SAFRANŞEHRİ'NDEN YAZIYORUM

SAFRANBOLU MİTOLOJİSİNDE GEYİK KÜLTÜ

Müzekent Safranbolu Gazetesi’nin Aralık 2014- Mart 2015 sayısında yayımlanmıştır.

  geyik ev

Geyik boynuzlu bir Safranbolu evi

Türklüğün özünü oluşturan kültür büyük ölçüde Anadolu’da mevcuttur. Hatta Bahaeddin Ögel gibi biz de Anadolu’yu Türklüğün kaymak tabakası olarak tarif edebiliriz. Anadolu Türk mitolojisinin ufak bir yönünü ele alacağımız bu yazıda, Altaylardan Anadolu’ya kullanılagelen kültürel sembollerin izini Safranbolu yöresinde sürdüğümüzde çok şaşırtıcı sonuçlara ulaşacağız.

Safranbolu’da Türk mitolojisinin izini “Safranbolu’da Damgalar” yazımızda koçbaşı damgası özelinde işlemiştik.
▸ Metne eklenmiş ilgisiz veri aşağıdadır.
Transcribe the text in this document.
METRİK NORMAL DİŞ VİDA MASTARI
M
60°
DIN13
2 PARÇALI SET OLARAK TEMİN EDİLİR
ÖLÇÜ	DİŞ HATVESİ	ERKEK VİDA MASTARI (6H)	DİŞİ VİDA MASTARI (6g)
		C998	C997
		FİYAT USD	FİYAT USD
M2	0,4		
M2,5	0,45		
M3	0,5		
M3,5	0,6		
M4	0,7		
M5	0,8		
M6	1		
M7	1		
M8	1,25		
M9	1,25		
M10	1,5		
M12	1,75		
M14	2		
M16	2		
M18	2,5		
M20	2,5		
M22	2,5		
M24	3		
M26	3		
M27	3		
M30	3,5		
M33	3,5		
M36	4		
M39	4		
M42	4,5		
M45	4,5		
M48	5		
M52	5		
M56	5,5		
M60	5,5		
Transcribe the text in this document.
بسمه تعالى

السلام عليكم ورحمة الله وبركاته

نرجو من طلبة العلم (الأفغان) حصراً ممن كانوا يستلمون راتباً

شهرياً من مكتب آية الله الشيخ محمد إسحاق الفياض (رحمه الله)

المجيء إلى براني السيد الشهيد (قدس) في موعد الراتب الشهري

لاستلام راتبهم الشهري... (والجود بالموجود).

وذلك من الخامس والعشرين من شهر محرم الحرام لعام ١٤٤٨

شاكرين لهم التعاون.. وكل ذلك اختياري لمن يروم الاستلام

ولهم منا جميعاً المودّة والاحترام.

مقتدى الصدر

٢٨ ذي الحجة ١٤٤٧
Bu yazıyı ise kültürel bir inanış metaforu olarak geyik ve boynuzunun anlamı ile efsanelerin menşei üzerine kuracağız. Çünkü geyik, eski Türk inanışına göre Gök Tanrı’ya insanların dileklerini ve kurban edilen hayvanın ruhunu Tanrı’nın kapısı kutup yıldızına götüren kutsal bir aracıdır. Her şeyden önce binlerce yıl öncesinde Asya halkları için dağ keçisi ve geyik gibi çizimler hayatta kalmayı ifade eden olmazsa olmaz bir semboldü. “Karlı Dağlardaki Sır” belgeselindeki tabir ile “…O zamanlarda dağ keçisi ve geyik olmasaydı insanoğlunun soyunu devam ettirmesi çok zor olurdu.” Biz de bu düşünceyi oluşturan saygı kavramını kaya resimleri, efsane vb biçimlerdeki geyik temsili ile değerlendireceğiz.

geyik

Türk hakimiyet coğrafyasında sıkça görebileceğimiz kaya resimlerinden geyikler…
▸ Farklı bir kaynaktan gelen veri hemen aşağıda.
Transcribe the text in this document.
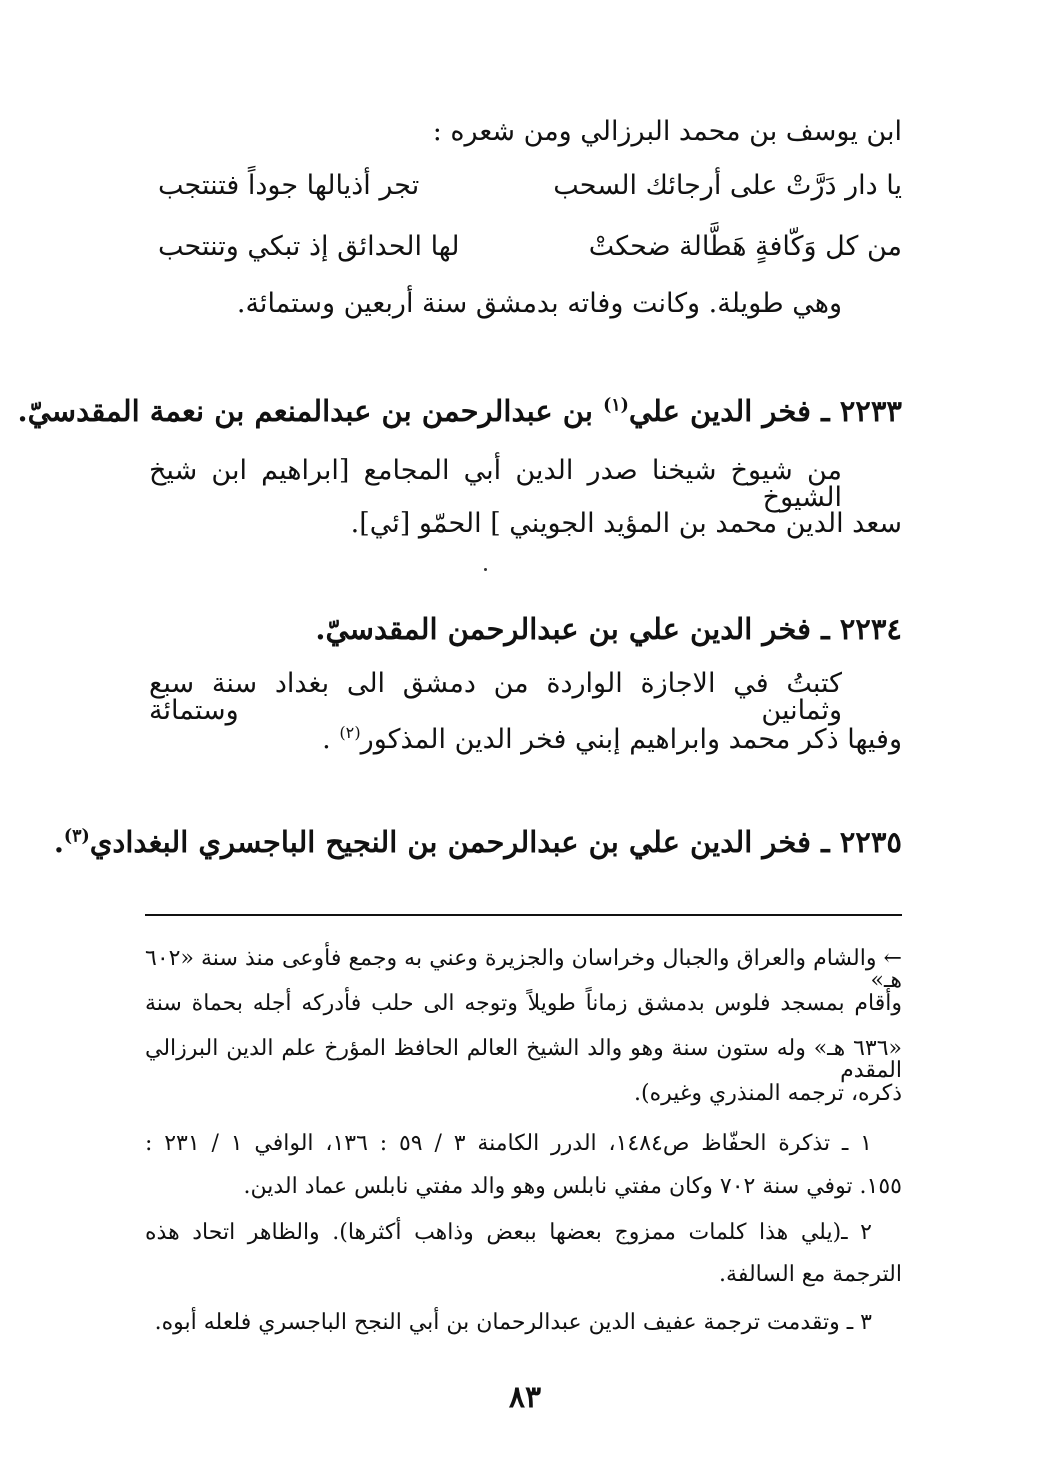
ابن يوسف بن محمد البرزالي ومن شعره :
يا دار دَرَّتْ على أرجائك السحب
تجر أذيالها جوداً فتنتجب
من كل وَكّافةٍ هَطَّالة ضحكتْ
لها الحدائق إذ تبكي وتنتحب
وهي طويلة. وكانت وفاته بدمشق سنة أربعين وستمائة.
٢٢٣٣ ـ فخر الدين علي$^{(١)}$ بن عبدالرحمن بن عبدالمنعم بن نعمة المقدسيّ.
من شيوخ شيخنا صدر الدين أبي المجامع [ابراهيم ابن شيخ الشيوخ
سعد الدين محمد بن المؤيد الجويني ] الحمّو [ئي].
٢٢٣٤ ـ فخر الدين علي بن عبدالرحمن المقدسيّ.
كتبتُ في الاجازة الواردة من دمشق الى بغداد سنة سبع وثمانين وستمائة
وفيها ذكر محمد وابراهيم إبني فخر الدين المذكور$^{(٢)}$ .
٢٢٣٥ ـ فخر الدين علي بن عبدالرحمن بن النجيح الباجسري البغدادي$^{(٣)}$.
← والشام والعراق والجبال وخراسان والجزيرة وعني به وجمع فأوعى منذ سنة «٦٠٢ هـ»
وأقام بمسجد فلوس بدمشق زماناً طويلاً وتوجه الى حلب فأدركه أجله بحماة سنة
«٦٣٦ هـ» وله ستون سنة وهو والد الشيخ العالم الحافظ المؤرخ علم الدين البرزالي المقدم
ذكره، ترجمه المنذري وغيره).
١ ـ تذكرة الحفّاظ ص١٤٨٤، الدرر الكامنة ٣ / ٥٩ : ١٣٦، الوافي ١ / ٢٣١ :
١٥٥. توفي سنة ٧٠٢ وكان مفتي نابلس وهو والد مفتي نابلس عماد الدين.
٢ ـ(يلي هذا كلمات ممزوج بعضها ببعض وذاهب أكثرها). والظاهر اتحاد هذه
الترجمة مع السالفة.
٣ ـ وتقدمت ترجمة عفيف الدين عبدالرحمان بن أبي النجح الباجسري فلعله أبوه.
٨٣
Safranbolu evlerinin çatılarındaki geyik boynuzlarına kaynaklık eden Türk inanışının yanısıra, İslamlaşma ile beraber Bahaaddin Gazi Masalı, Safranbolu Göğeren Efsanesi, Küre-i Hadid Camii efsanesinde olduğu gibi “geyik kültü” bölgede yaygın şekilde anlatılmıştır. Bu üç efsanenin ortak özelliği ise geyiklerin gözlemlenip takip edildiğinde mistik biçimde yok oldukları gerçeğidir.
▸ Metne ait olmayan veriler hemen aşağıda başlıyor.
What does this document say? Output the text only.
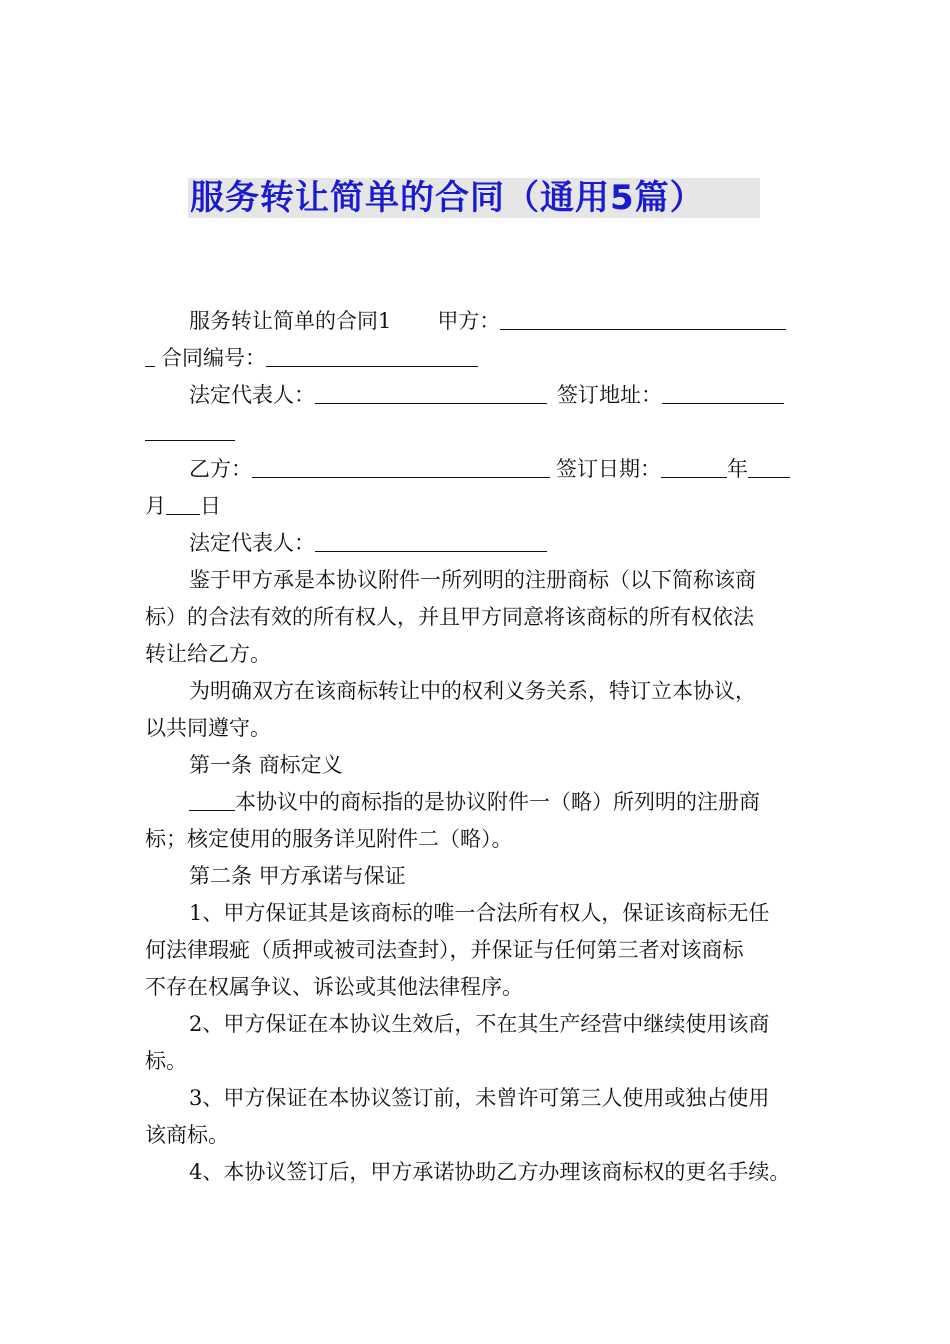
服务转让简单的合同（通用5篇）
服务转让简单的合同1 甲方：
合同编号：
法定代表人：	签订地址：
乙方：	签订日期：	年
月 日
法定代表人：
鉴于甲方承是本协议附件一所列明的注册商标（以下简称该商
标）的合法有效的所有权人，并且甲方同意将该商标的所有权依法
转让给乙方。
为明确双方在该商标转让中的权利义务关系，特订立本协议，
以共同遵守。
第一条 商标定义
本协议中的商标指的是协议附件一（略）所列明的注册商
标；核定使用的服务详见附件二（略）。
第二条 甲方承诺与保证
1、甲方保证其是该商标的唯一合法所有权人，保证该商标无任
何法律瑕疵（质押或被司法查封），并保证与任何第三者对该商标
不存在权属争议、诉讼或其他法律程序。
2、甲方保证在本协议生效后，不在其生产经营中继续使用该商
标。
3、甲方保证在本协议签订前，未曾许可第三人使用或独占使用
该商标。
4、本协议签订后，甲方承诺协助乙方办理该商标权的更名手续。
Örneğin Bahaddin Gazi masalında, kimsesiz bir çobanın günlerden bir gün Karabük köyüne köprü ve cami yaptırmaya karar vermesi ve gerekli malzemeyi Aladağ ve Dede yaylasından gizlice geyikler yardımıyla taşıması anlatılır. Köylüler çobanın tek başına bunu nasıl gerçekleştiğini merak ederek, ermişi gözetlemiş ve Bahaddin Gazinin sırrını açık etmişlerdi. Köylülerin kendisini gözetlediklerini anlayan ermiş çoban da sırrı aşikâr olduğundan karısına “eve dönmezsem kara danayı ardımca sal, o beni bulur” demiş ve köylüye “haneniz yirmiyi geçmesin diye” beddua ederek evini terk etmiştir. Çoban iki gün içinde geri dönemeyince karısı danayı salmış, dana önce mezarlıkta durmuş sonra Dede Yaylası’nda düşüp ölmüş, buraya da ermiş çobanın türbesi yapılmıştır.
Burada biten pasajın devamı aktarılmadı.